Mais quel est le Paradis dont le bon Larron fut mis en possession, le jour même de sa mort ? Il est certain que, ce jour-là, Notre-Seigneur ne monta pas au ciel avec le bon Larron, mais Il descendit aux Limbes, afin, comme dit saint Pierre, d'annoncer leur délivrance aux âmes des justes. L'âme du bon Larron y descendit avec Lui, et, comme celle des autres justes, jouit de la vision béatifique. Or, la vision béatifique constitue le parfait bonheur ou le Paradis. «On dégage, dit saint Augustin, le sens des paroles de Notre-Seigneur de toute ambiguïté, si on les entend de Notre-Seigneur, non pas en tant qu'homme, mais en tant que Dieu. En effet, comme homme, le Christ devait être ce jour-là, quant à Son corps, dans le sépulcre ; et, quant à Son âme, dans les enfers. Mais, en tant que Dieu, Il est toujours partout. En quelque lieu que soit le Paradis, tous les Bienheureux y sont dès qu'ils sont avec Celui qui est partout». Saint Thomas parle comme saint Augustin. «Aussitôt après sa mort, Notre-Seigneur descendit aux enfers et délivra les saints qui s'y trouvaient, non pas en les en tirant à l'heure même, mais en les illuminant des rayons de Sa gloire. Et il était convenable que Son âme demeurât aux enfers, aussi longtemps que Son corps devait demeurer dans le sépulcre. La parole du Seigneur au bon Larron : Aujourd'hui vous serez avec Moi dans le Paradis, doit donc s'entendre, non d'un paradis terrestre et corporel, mais d'un paradis spirituel, où sont toux ceux qui jouissent de la gloire divine.

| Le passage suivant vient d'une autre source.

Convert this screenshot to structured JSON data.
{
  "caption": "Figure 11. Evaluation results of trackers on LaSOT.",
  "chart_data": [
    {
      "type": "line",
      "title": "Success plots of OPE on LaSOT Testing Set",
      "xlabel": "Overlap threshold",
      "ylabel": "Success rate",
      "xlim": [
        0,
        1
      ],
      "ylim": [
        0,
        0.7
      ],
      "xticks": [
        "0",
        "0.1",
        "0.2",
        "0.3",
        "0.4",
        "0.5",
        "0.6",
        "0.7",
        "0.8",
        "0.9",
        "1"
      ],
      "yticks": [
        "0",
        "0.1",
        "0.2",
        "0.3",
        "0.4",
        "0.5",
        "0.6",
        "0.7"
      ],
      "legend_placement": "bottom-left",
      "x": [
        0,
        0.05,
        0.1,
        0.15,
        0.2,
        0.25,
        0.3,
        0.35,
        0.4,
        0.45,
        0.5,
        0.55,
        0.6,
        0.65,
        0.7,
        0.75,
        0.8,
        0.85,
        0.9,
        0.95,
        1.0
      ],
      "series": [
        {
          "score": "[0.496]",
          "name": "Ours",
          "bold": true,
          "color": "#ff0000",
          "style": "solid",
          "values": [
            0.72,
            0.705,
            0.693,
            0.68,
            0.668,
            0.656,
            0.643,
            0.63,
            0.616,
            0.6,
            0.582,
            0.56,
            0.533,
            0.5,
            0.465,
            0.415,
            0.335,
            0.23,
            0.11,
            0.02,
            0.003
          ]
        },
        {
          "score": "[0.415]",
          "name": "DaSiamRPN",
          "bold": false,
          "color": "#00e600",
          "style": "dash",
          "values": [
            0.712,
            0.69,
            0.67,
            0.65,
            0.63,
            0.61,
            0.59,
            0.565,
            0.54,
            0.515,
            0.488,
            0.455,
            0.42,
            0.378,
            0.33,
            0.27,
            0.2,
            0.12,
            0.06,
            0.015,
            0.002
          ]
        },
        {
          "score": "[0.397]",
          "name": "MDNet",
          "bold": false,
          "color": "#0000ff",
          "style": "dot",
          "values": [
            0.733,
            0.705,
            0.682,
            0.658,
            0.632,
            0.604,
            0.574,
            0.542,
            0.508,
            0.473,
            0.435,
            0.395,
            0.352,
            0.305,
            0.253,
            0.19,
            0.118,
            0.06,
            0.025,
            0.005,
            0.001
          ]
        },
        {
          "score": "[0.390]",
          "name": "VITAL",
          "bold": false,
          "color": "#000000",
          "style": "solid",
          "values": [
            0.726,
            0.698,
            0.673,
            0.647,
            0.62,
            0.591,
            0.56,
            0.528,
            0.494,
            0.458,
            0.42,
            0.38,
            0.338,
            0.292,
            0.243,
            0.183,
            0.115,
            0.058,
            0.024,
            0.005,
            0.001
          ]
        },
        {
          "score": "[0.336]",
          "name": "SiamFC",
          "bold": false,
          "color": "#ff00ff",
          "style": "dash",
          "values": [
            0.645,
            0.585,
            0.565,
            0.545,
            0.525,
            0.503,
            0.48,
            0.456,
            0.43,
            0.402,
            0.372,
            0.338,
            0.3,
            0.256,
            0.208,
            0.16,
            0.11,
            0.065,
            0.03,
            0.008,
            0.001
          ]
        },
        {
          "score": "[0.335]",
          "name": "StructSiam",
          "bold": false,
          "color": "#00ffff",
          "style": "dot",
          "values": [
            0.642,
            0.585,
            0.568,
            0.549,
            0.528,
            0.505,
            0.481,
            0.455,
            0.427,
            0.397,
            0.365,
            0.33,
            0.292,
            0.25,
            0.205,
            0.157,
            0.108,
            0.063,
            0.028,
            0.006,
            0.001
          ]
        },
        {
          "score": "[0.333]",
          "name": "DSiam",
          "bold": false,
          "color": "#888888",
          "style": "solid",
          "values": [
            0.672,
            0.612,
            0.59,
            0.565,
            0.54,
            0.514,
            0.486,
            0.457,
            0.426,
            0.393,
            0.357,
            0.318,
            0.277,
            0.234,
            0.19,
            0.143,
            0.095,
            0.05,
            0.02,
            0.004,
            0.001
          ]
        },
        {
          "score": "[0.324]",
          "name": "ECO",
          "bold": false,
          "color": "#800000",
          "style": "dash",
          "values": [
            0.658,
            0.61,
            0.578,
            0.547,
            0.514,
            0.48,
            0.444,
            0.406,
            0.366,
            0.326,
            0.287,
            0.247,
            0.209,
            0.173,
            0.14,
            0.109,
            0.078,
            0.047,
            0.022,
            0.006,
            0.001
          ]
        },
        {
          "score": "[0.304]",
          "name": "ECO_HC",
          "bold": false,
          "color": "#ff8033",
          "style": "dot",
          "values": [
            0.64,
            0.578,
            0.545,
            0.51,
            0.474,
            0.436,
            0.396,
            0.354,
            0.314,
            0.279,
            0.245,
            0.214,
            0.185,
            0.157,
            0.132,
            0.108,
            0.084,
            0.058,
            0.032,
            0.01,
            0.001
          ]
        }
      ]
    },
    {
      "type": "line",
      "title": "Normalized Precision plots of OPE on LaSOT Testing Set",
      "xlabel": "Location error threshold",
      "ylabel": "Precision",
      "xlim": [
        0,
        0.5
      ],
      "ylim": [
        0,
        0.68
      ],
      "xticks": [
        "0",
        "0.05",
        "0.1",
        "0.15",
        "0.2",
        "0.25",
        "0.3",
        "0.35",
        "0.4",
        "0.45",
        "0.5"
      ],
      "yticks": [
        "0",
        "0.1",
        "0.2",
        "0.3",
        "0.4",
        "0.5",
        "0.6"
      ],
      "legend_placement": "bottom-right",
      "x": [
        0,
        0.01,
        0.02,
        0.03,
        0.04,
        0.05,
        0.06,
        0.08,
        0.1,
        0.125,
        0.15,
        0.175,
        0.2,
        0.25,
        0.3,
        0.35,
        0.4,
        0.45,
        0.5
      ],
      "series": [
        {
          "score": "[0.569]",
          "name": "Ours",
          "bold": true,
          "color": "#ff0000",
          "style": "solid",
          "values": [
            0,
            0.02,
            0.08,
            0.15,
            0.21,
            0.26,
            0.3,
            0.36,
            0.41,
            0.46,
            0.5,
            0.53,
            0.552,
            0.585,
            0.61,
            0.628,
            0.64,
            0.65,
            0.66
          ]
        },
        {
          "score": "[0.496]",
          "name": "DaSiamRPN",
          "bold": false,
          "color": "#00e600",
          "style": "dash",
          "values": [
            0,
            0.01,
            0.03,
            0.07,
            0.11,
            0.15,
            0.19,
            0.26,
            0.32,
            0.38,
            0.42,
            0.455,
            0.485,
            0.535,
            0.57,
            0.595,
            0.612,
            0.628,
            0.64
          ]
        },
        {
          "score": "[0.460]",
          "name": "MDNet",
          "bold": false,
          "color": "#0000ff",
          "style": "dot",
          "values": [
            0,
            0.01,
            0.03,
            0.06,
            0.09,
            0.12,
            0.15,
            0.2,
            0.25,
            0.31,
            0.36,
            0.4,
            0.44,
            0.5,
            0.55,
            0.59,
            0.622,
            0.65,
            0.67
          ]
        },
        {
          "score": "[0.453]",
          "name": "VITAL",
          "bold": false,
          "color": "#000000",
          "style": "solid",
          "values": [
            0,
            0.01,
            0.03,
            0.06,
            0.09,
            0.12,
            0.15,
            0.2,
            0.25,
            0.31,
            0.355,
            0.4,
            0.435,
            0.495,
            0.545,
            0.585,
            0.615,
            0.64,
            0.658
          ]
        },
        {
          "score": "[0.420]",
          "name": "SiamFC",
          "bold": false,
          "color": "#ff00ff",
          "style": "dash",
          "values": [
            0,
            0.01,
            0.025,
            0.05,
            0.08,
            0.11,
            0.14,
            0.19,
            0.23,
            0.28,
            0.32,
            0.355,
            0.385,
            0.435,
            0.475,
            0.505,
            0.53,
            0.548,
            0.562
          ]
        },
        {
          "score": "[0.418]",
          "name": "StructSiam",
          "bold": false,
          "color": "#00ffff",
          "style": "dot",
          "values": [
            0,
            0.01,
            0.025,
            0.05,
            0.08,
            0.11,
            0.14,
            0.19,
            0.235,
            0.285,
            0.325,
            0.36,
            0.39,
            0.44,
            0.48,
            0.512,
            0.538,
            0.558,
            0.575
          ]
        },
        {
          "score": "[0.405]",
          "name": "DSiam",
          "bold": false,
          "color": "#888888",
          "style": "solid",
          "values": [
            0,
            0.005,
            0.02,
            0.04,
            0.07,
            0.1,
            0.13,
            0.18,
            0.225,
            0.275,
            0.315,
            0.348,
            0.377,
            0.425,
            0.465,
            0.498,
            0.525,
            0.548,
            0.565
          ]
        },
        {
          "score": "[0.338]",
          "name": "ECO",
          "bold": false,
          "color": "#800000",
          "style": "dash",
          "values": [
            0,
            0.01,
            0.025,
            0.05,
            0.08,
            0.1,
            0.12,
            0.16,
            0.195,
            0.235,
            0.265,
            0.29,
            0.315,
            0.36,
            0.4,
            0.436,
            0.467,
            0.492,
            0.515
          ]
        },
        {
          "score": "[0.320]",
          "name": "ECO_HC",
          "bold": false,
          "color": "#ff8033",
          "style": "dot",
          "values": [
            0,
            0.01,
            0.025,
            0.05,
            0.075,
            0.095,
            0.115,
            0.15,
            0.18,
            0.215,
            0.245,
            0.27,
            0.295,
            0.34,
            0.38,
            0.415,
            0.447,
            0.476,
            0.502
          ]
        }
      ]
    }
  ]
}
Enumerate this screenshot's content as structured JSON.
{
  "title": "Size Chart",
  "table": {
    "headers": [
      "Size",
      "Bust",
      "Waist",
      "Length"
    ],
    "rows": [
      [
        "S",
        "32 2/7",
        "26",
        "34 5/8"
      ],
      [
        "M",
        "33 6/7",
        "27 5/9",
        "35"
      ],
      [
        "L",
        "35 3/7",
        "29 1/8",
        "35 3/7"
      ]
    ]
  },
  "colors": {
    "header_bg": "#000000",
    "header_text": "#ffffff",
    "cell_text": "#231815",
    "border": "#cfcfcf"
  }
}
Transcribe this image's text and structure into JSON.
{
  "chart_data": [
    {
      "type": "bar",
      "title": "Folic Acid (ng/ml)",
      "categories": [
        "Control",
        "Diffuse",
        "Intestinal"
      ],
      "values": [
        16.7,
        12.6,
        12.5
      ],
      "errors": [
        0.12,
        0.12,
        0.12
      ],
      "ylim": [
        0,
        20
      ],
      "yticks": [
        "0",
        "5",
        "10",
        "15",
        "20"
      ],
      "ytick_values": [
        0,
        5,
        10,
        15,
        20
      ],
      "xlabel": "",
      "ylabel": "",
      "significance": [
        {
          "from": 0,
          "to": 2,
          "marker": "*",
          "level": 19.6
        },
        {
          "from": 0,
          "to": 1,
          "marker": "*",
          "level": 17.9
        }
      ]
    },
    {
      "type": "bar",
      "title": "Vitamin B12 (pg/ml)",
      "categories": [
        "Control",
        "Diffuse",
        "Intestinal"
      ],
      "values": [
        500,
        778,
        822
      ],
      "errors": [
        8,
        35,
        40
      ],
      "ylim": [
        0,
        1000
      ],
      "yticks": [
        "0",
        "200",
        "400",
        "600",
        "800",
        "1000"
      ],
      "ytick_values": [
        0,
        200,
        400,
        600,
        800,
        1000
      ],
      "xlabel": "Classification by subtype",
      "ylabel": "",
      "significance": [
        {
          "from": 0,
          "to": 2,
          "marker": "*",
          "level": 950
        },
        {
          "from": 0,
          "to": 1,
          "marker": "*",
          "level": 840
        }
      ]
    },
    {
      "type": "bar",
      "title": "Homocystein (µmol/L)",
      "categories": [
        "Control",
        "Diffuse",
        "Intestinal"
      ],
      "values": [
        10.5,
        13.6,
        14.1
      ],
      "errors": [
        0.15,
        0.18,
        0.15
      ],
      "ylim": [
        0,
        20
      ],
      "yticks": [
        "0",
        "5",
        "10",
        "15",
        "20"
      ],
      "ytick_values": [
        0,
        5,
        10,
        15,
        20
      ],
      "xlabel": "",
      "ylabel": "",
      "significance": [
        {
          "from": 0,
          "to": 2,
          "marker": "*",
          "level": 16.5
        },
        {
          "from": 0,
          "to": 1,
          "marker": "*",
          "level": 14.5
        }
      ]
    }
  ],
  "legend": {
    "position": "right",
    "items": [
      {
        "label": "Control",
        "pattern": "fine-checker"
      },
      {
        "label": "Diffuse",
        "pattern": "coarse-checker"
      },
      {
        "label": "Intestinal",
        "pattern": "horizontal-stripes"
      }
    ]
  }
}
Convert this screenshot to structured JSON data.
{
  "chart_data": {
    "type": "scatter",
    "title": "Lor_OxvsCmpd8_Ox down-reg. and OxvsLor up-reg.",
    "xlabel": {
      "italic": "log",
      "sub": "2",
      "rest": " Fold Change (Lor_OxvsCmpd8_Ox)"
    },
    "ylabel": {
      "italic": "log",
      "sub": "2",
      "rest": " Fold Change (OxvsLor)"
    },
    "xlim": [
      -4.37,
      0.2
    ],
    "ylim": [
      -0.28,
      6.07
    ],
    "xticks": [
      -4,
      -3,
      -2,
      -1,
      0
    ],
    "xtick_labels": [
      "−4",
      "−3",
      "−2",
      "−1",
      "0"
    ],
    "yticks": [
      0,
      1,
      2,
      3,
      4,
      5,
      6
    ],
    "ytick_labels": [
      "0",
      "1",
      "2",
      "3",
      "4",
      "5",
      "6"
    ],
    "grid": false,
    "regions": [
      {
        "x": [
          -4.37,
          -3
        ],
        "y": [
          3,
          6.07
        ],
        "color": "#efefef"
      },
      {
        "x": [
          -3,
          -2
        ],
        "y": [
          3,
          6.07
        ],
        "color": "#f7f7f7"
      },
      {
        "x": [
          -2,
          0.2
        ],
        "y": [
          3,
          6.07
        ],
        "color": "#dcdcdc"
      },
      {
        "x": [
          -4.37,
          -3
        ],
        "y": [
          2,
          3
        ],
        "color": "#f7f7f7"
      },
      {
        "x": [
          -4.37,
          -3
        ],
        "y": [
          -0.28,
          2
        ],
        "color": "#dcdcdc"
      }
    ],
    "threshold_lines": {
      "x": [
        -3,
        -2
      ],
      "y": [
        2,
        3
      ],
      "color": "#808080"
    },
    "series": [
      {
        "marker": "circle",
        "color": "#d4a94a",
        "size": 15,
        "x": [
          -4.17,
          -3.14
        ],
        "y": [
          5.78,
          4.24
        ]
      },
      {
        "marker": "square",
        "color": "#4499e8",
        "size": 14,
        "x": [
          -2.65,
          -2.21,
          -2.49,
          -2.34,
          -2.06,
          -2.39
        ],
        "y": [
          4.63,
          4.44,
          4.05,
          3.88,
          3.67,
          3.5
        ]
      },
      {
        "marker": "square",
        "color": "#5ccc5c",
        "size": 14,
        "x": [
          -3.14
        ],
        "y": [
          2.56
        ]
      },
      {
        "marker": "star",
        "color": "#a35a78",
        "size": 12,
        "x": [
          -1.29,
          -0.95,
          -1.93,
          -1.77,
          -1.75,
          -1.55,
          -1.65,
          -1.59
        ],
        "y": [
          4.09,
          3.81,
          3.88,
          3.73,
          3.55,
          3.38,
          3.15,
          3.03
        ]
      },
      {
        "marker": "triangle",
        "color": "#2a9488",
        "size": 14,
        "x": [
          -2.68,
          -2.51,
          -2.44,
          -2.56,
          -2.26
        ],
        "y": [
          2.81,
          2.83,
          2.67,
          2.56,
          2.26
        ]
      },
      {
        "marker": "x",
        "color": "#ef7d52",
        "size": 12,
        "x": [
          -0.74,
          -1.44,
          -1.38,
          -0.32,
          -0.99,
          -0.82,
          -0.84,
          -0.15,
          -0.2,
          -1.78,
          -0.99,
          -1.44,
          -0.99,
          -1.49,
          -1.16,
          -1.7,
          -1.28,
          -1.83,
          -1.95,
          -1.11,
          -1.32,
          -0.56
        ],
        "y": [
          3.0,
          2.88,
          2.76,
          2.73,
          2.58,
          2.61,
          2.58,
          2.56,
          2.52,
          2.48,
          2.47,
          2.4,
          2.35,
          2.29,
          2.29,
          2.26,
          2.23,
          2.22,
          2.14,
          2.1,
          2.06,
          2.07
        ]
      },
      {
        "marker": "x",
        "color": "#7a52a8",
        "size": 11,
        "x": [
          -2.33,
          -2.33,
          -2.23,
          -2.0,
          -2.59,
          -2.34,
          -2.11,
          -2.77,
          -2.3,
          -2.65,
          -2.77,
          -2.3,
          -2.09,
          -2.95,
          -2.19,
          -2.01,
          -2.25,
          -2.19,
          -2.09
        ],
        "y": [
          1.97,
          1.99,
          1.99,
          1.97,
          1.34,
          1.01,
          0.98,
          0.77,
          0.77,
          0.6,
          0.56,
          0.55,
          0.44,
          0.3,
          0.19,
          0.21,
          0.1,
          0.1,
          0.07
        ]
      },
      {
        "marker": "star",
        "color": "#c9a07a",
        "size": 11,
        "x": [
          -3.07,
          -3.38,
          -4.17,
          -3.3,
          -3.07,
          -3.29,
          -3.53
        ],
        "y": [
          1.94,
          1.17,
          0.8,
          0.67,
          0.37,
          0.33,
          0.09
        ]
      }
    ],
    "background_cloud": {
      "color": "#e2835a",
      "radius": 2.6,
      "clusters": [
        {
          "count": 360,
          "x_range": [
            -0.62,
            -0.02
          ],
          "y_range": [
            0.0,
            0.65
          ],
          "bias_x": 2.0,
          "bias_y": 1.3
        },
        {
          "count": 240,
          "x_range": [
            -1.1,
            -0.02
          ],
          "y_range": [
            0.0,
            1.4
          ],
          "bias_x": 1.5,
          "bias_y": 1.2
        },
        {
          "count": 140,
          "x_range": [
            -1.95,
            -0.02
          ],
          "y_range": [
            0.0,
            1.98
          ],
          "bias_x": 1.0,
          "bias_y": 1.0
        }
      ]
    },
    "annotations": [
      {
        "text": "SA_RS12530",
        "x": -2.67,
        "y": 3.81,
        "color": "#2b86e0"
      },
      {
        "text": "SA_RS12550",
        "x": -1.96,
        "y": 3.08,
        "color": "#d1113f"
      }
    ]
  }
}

Ainsi, quant au lieu, le bon Larron descendit aux enfers avec Notre-Seigneur afin de vérifier la parole : Aujourd'hui vous serez avec Moi dans le Paradis ; mais, quant à la récompense, il fut dans le Paradis, parce que là il jouit de la vision béatifique comme les autres saints». Mais en jouit-il le premier, avant tous les patriarches, les prophètes, les anciens justes qui étaient dans les Limbes ? Saint Augustin, saint Chrysostome, saint Euloge, et d'autres Pères encore, paraissent le croire ; car ils disent que le bon Larron entra le premier dans le ciel. Si les paroles de ces grands docteurs doivent être prises à la lettre, il faut en conclure que le bon Larron jouit de la vision béatifique, au moment même où Notre-Seigneur lui dit :
Aujourd'hui vous serez avec Moi dans le Paradis ; autrement, il n'en aurait joui qu'après les habitants des limbes. En effet, Notre-Seigneur étant mort avant le bon Larron, son âme descendit aux Limbes avant celle de Dimas, et y porta le ciel ou la vision béatifique. Quoi qu'il en soit, à peine expiré, le bon Larron se voit en possession, et en possession éternelle d'un bonheur dont l'œil de l'homme n'a pas vu l'ombre la plus légère dans toutes les félicités de la terre, dont les plus magnifiques récits ne sauraient porter à son oreille la moindre idée, et qui surpasse tout ce que son cœur peut désirer de plus grand en puissance, en beauté, en douceur et en gloire. Est-ce là toute la récompense du bienheureux Dimas ? Nous le verrons dans le chapitre suivant.